Eto'o se defende em carta aberta ao povo de Camarões

sexta-feira, 13 de junho de 2014 14:11 BRT
 

Por Mark Gleeson

SALVADOR (Reuters) - O capitão da seleção de Camarões, Samuel Eto'o se defendeu nesta sexta-feira sobre seu papel na greve realizada pela equipe às vésperas da Copa do Mundo depois de uma série de críticas contra ele em seu país, incluindo acusações de "traição" feitas pela imprensa.

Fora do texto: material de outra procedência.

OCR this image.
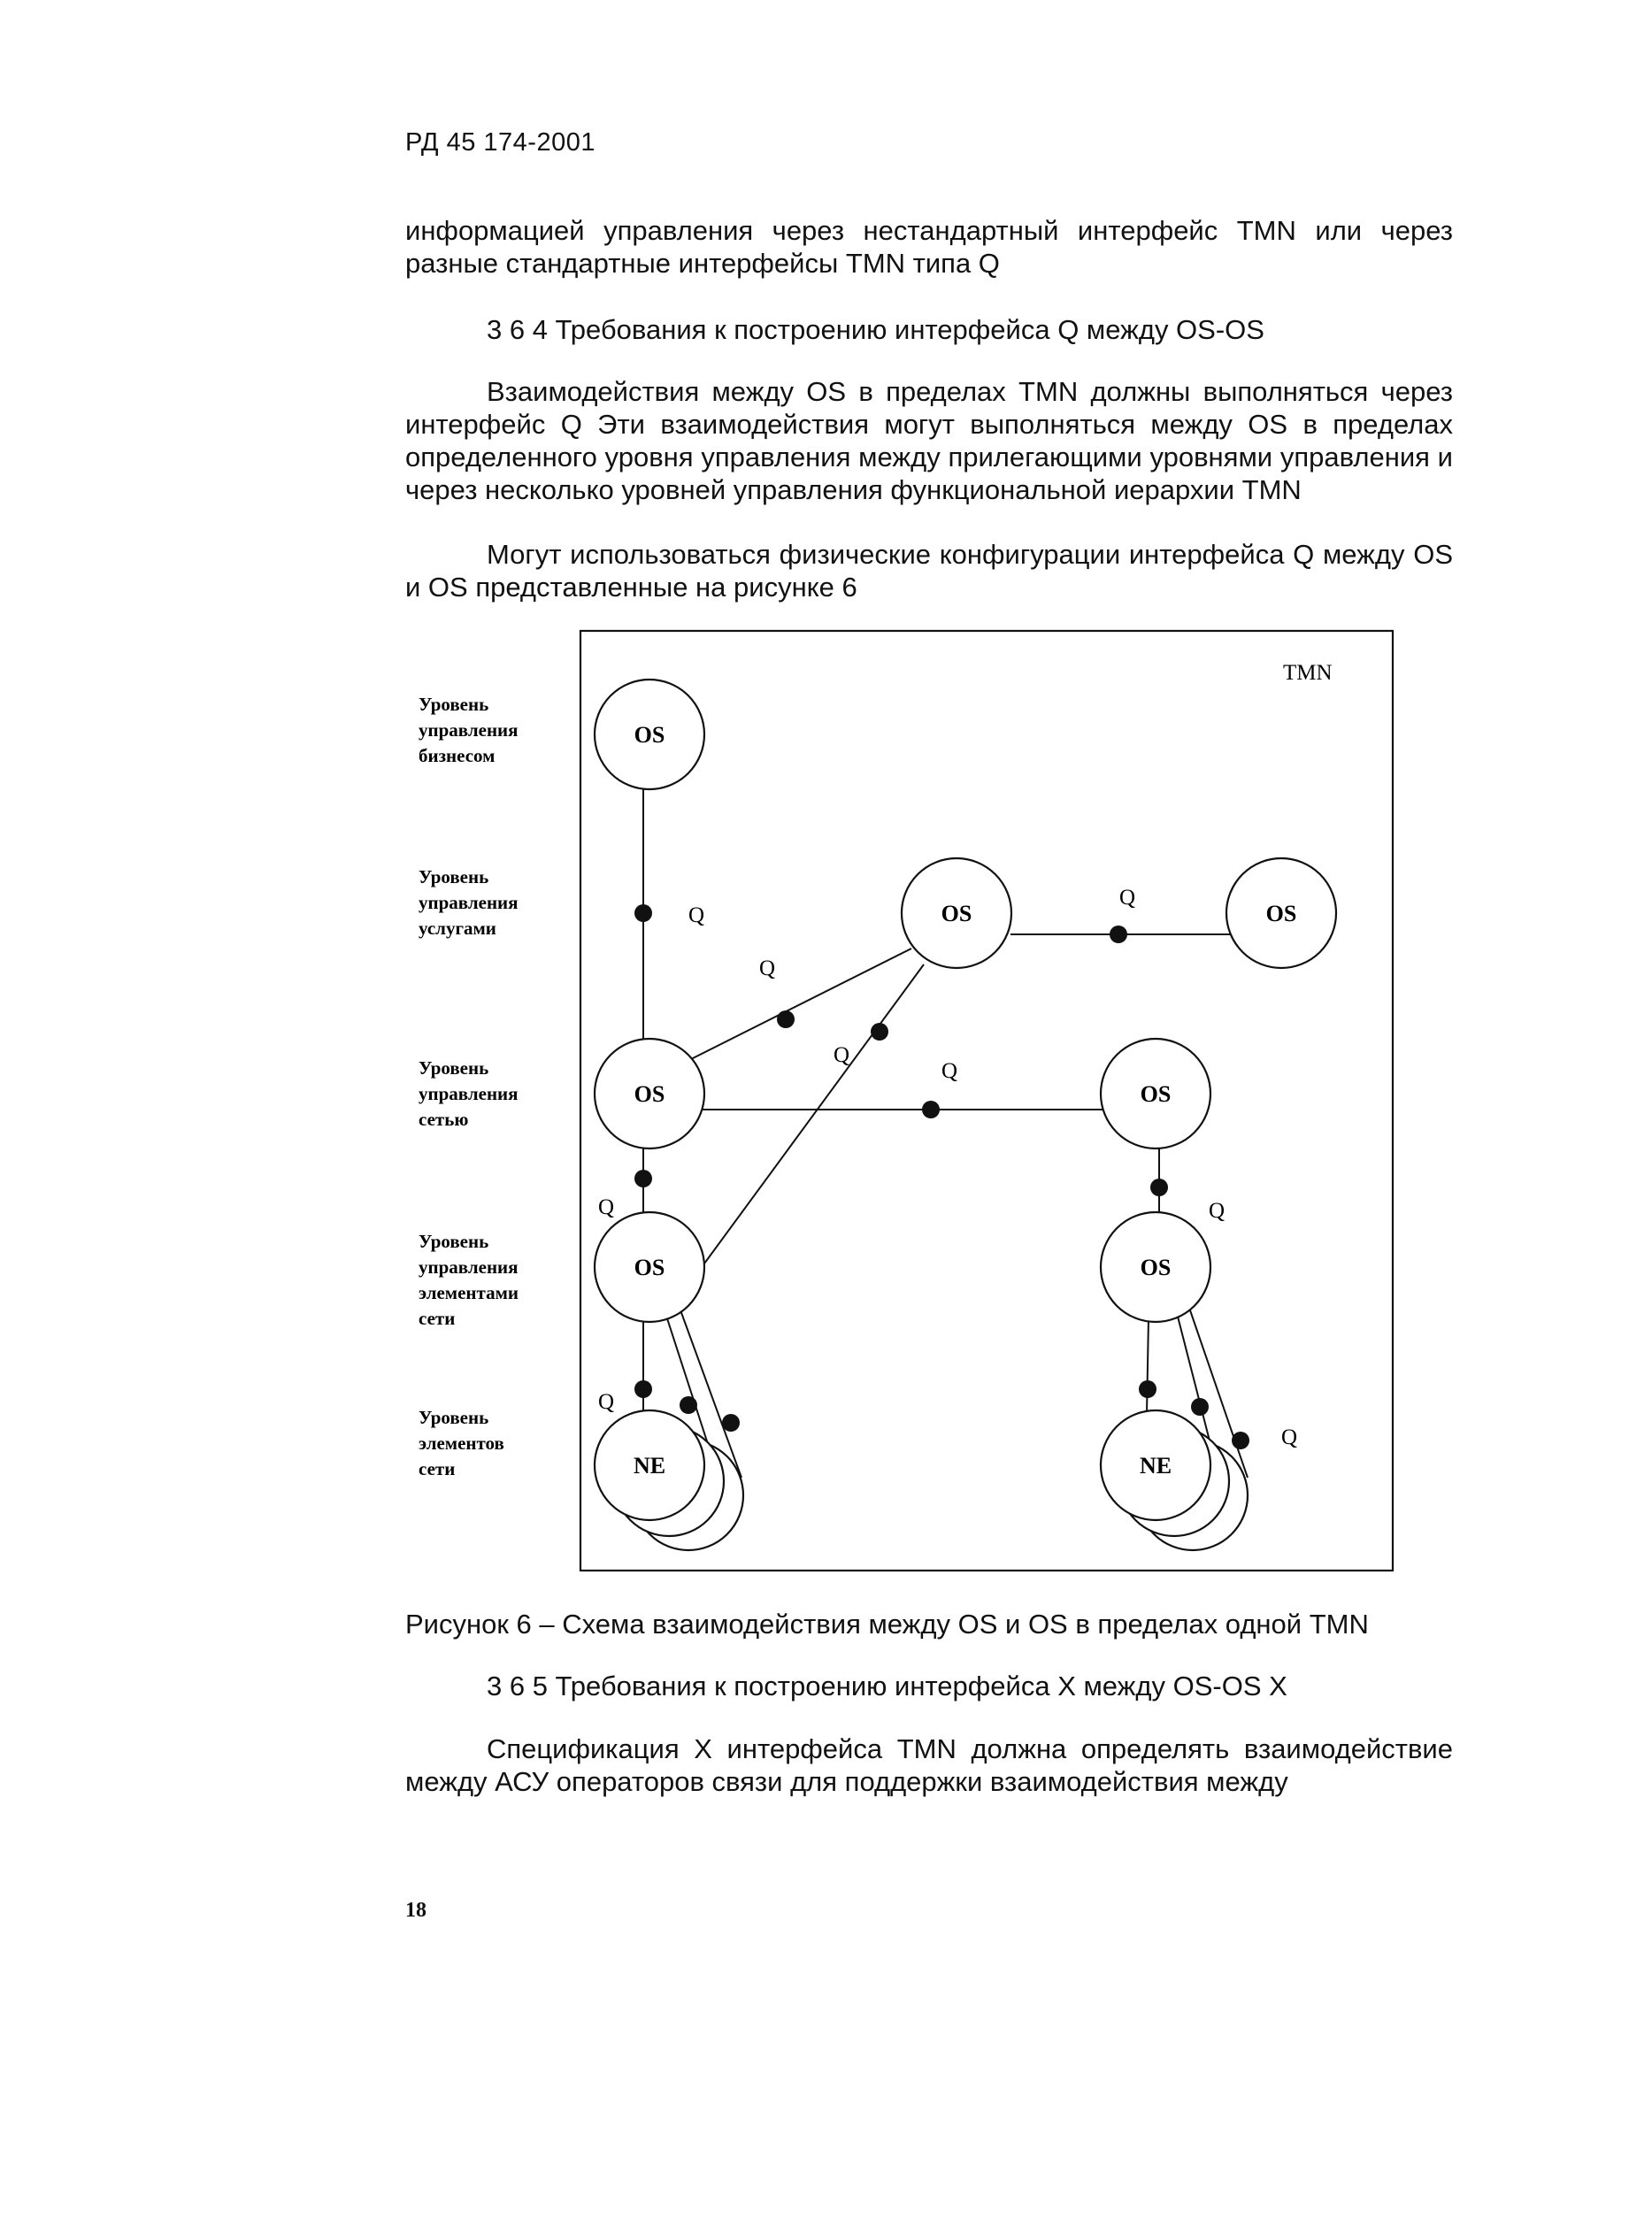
РД 45 174-2001
информацией управления через нестандартный интерфейс TMN или через разные стандартные интерфейсы TMN типа Q
3 6 4 Требования к построению интерфейса Q между OS-OS
Взаимодействия между OS в пределах TMN должны выполняться через интерфейс Q Эти взаимодействия могут выполняться между OS в пределах определенного уровня управления между прилегающими уровнями управления и через несколько уровней управления функциональной иерархии TMN
Могут использоваться физические конфигурации интерфейса Q между OS и OS представленные на рисунке 6
TMN
Уровень управления бизнесом
Уровень управления услугами
Уровень управления сетью
Уровень управления элементами сети
Уровень элементов сети
Q
Q
Q
Q
Q
Q	Q
Q
Q
OS
OS	OS
OS	OS
OS	OS
NE	NE
Рисунок 6 – Схема взаимодействия между OS и OS в пределах одной TMN
3 6 5 Требования к построению интерфейса X между OS-OS X
Спецификация X интерфейса TMN должна определять взаимодействие между АСУ операторов связи для поддержки взаимодействия между
18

Em carta aberta ao povo camaronês, Eto'o disse que a greve feita na semana passada --que incluiu recusar uma bandeira simbólica do primeiro-ministro do país e adiar a partida para o Brasil em casa um dia por conta de disacordos sobre a premiação-- foi uma busca por "melhorias que beneficiarão as gerações futuras".

"Eu lutei pelo que acreditei ser legítimo: o direito de meus colegas por suas premiações, para que pudessem dar seu melhor pelo seu país", disse Eto'o antea da estreia de Camarões no Mundial contra o México, em Natal, nesta sexta.

Ele esteve na linha de frente de um tumultuado fim de semana pré-Copa, que incluiu uma esnobada no primeiro-ministro, Philemon Yang, e depois uma recusa de embarcar no caro voo fretado que os levariam ao Brasil.

"Houve alguns mal-entendidos, certamente. No entanto, estamos satisfeitos com um final feliz. Esperamos que todos aqueles que foram ofendidos pela nossa insistência possam nos perdoar", disse Eto'o, de 33 anos, na carta distribuído a jornalistas nesta sexta.

Nesta semana, a mídia camaronesa se voltou contra o principal jogador de futebol do país, acusando-o de "alta traoção".

Eles ficaram particularmente irritados com a recusa dos jogadores de aceitar uma bandeira gigante de Yang ao término do amistoso contra a Moldávia, no sábado, em Yaoundé.

Como os jogadores se recusaram a sair do vestiário para receber a bandeira, o técnico alemão da equipe, Volker Finke, saiu do vestiário para recebê-la.